The University of California, San Francisco (UCSF) Medical Center, one of the major hospitals in the United States and a frontrunner in health care innovation, collaborated with Motion Computing on the C5's development. The medical centre is now conducting pilots to measure improvements in work flow and nursing satisfaction with regard to patient care. The UCSF Medical Center is one of many hospitals showing an interest in the new MCA platform. Alegent Health, a large health care system across Nebraska and Iowa, is also conducting a Motion C5 study, and hospitals in several different countries have already signed on to pilot and deploy MCA in their care settings.
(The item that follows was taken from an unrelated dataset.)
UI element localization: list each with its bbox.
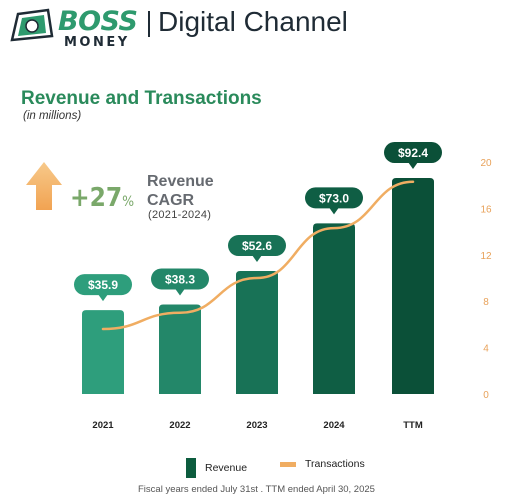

In the United Kingdom, Intel and Motion Computing will launch the new platform, highlighting their work with the National Health Service.

Intel worked closely with Motion who embraced the vision of a new category of devices and is leading the industry in providing a better solution for nurses and doctors. "Delivering solutions that improve the quality of care is a strategic priority for Motion, and we have heard directly from clinicians how technology can help them spend more time caring for their patients", stated Scott Eckert, Motion president and CEO. "We're excited to be working with Intel to bring the C5 product to market, as well as the health care software community to help build the MCA platform category. We look forward to extending our outcome-driven approach to help our health care clients achieve their objectives for clinician productivity and patient care."

"The announcement today represents a new kind of collaboration between hardware and software companies and end-users, such as UCSF, to bring a solution to the market that better meets the needs of nurses and doctors", stated Dr. Michael Blum, UCSF chief medical information officer.

Intel recognizes that its work in the health care industry is not about solving technology problems; it's about solving people problems. The challenge inspires Intel to pursue technology definition and product development, as well as to serve in an advisory role. A prime example is guiding hospitals through the process of deploying key technologies, such as wireless networking. Intel does so by lending hospitals the design expertise of its solutions specialists, as well as by engaging the solution delivery expertise of third-party service providers.

These efforts align with the company's overall Digital Health initiative, which draws on Intel's heritage of technology innovation to help usher in improvements in the fundamental areas of health care quality, access and cost. More company news can be found in the VMW May 2005 article Siemens Business Services, Intel and Fujitsu Siemens Computers are launching an RFID project at the Klinikum Saarbrücken.

The mobile clinical assistant has not yet been authorized as required by the rules of the Federal Communications Commission. This device is not, and may not be, offered for sale or lease, or sold or leased, until authorization is obtained.